John Tukey (1915-2000) is the statistician largely credited with developing and promoting Exploratory Data Analysis, along with a bunch of other stuff! As the name suggests, it’s about exploring data, i.e., hypothesis generation rather than hypothesis confirmation (sometimes called confirmatory analysis typically using inferential statistics such as ANOVA and t-tests).

John Tukey
John Tukey

With the availability of interactive data analysis tools, such as RStudio, EDA is seen as a key part of the data analysis process. It also helps address problems of data complexity and difficulties in knowing what are the important questions to be answered. Note that these may be different from, or a superset of, the questions identified by the relevant stakeholders.

Remember by its very nature EDA, will not be a well-defined process. Nevertheless, it should be systematic.

4.1.1 Data questions

Far better an approximate answer to the right question, which is often vague, than an exact answer to the wrong question, which can always be made precise. -— John Tukey

There is, unsurprisingly, no rule about which questions you should ask but, these questions might be helpful:

  1. What data types am I dealing with?
  2. What is a typical value?
  3. What uncertainty surrounds this estimate of typicality?
  4. What type of variation occurs within my variables?
  5. Does the data set contain outliers?
  6. What type of covariation occurs between my variables?
  7. More specifically, if there are any factors, do they have an effect?

A longer list of analysis questions can be found from the NIST Engineering Statistics Handbook. Of course many questions will be domain specific, supplied by the client or stakeholder or discovered through the EDA process itself.

Why are questions so important for the data analyst? For more information on exploratory data analysis see Chapter 4 of (Peng and Matsui 2015) or Chapter 7 from (Grolemund and Wickham 2018).

4.1.2 Spotting data quality problems

you always need to investigate the quality of your data
(Grolemund and Wickham 2018)

One purpose of EDA is to help you spot data quality problems. Although there is no recipe, getting a ‘feel’ for the data or ‘eyeballing’ it can be very powerful. This early encounter can help you spot anomalies and potential problems plus improve your understanding.

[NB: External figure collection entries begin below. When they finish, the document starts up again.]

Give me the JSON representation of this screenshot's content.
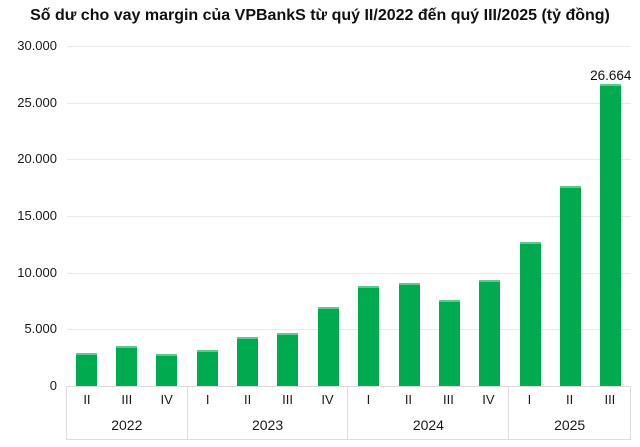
{
  "title": "Số dư cho vay margin của VPBankS từ quý II/2022 đến quý III/2025 (tỷ đồng)",
  "colors": {
    "bar": "#00ab50",
    "bar_top_edge": "#5cc98e",
    "gridline": "#e9e9e9",
    "axis_border": "#dcdcdc",
    "text": "#111111"
  },
  "y_axis": {
    "tick_labels": [
      "30.000",
      "25.000",
      "20.000",
      "15.000",
      "10.000",
      "5.000",
      "0"
    ],
    "tick_values": [
      30000,
      25000,
      20000,
      15000,
      10000,
      5000,
      0
    ],
    "max": 30000,
    "min": 0,
    "step": 5000
  },
  "chart_data": {
    "type": "bar",
    "title": "Số dư cho vay margin của VPBankS từ quý II/2022 đến quý III/2025 (tỷ đồng)",
    "xlabel": "",
    "ylabel": "tỷ đồng",
    "ylim": [
      0,
      30000
    ],
    "grid": true,
    "categories": [
      "II/2022",
      "III/2022",
      "IV/2022",
      "I/2023",
      "II/2023",
      "III/2023",
      "IV/2023",
      "I/2024",
      "II/2024",
      "III/2024",
      "IV/2024",
      "I/2025",
      "II/2025",
      "III/2025"
    ],
    "values": [
      2900,
      3500,
      2850,
      3150,
      4300,
      4650,
      7000,
      8800,
      9050,
      7550,
      9350,
      12750,
      17650,
      26664
    ],
    "groups": [
      {
        "year": "2022",
        "quarters": [
          "II",
          "III",
          "IV"
        ],
        "values": [
          2900,
          3500,
          2850
        ]
      },
      {
        "year": "2023",
        "quarters": [
          "I",
          "II",
          "III",
          "IV"
        ],
        "values": [
          3150,
          4300,
          4650,
          7000
        ]
      },
      {
        "year": "2024",
        "quarters": [
          "I",
          "II",
          "III",
          "IV"
        ],
        "values": [
          8800,
          9050,
          7550,
          9350
        ]
      },
      {
        "year": "2025",
        "quarters": [
          "I",
          "II",
          "III"
        ],
        "values": [
          12750,
          17650,
          26664
        ]
      }
    ],
    "annotations": [
      {
        "category": "III/2025",
        "text": "26.664"
      }
    ],
    "legend": null
  }
}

Obviously the earlier data quality can be checked and the data cleaned, the fewer the opportunities for wasted effort and misleading analyses.

The next chapter reviews data quality checking, cleaning and imputation in detail but I want to flag up in advance that this is a key benefit of EDA.

References

Grolemund, Garrett, and Hadley Wickham. 2018. “R for Data Science.”
Peng, Roger D, and Elizabeth Matsui. 2015. “The Art of Data Science.” A Guide for Anyone Who Works with Data. Skybrude Consulting, LLC.